It's easy to demonstrate that destructors run after evaluating `return` in Rust:
struct PrintOnDrop;
impl Drop for PrintOnDrop {
fn drop(&mut self) {
println!("dropped");
}
}
fn main() {
let p = PrintOnDrop;
return println!("returning");
}
But the idea of altering the return value of a function from within a `defer` block after a `return` is evaluated is zany. Please never do that, in any language.
EDIT: I don’t think you can actually put a return in a defer, I may have misremembered, it’s been several years. Disregard this comment chain.
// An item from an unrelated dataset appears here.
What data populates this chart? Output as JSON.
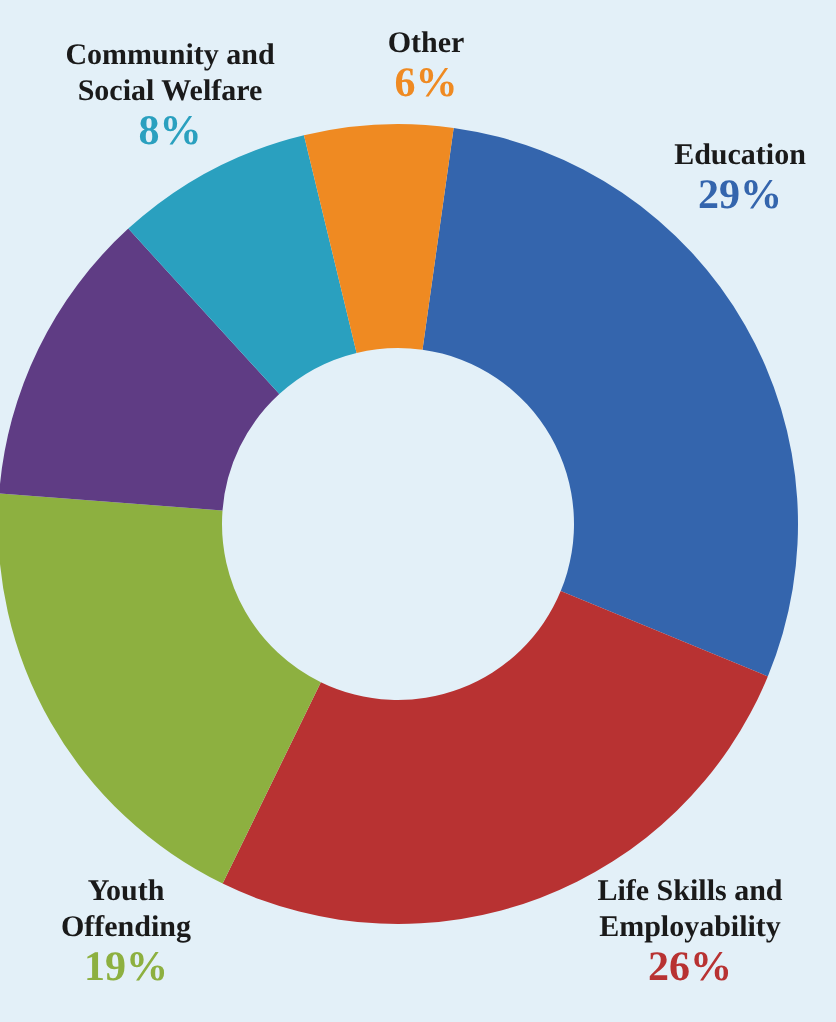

It gets even better in swift, because you can put the return statement in the defer, creating a sort of named return value:
func getInt() -> Int {
let i: Int // declared but not
// defined yet!
defer { return i }
// all code paths must define i
// exactly once, or it’s a compiler
// error
if foo() {
i = 0
} else {
i = 1
}
doOtherStuff()
}
No, I actually misremembered… you can’t return in a defer.
The magical thing I was misremembering is that you can reference a not-yet-defined value in a defer, so long as all code paths define it once:
fn callFoo() -> FooResult {
let fooParam: Int // declared, not defined yet
defer {
// fooParam must get defined by the end of the function
foo(fooParam)
otherStuffAfterFoo() // …
}
// all code paths must assign fooParam
if cond {
fooParam = 0
} else {
fooParam = 1
return // early return!
}
doOtherStuff()
}
Blame it on it being years since I’ve coded in swift, my memory is fuzzy.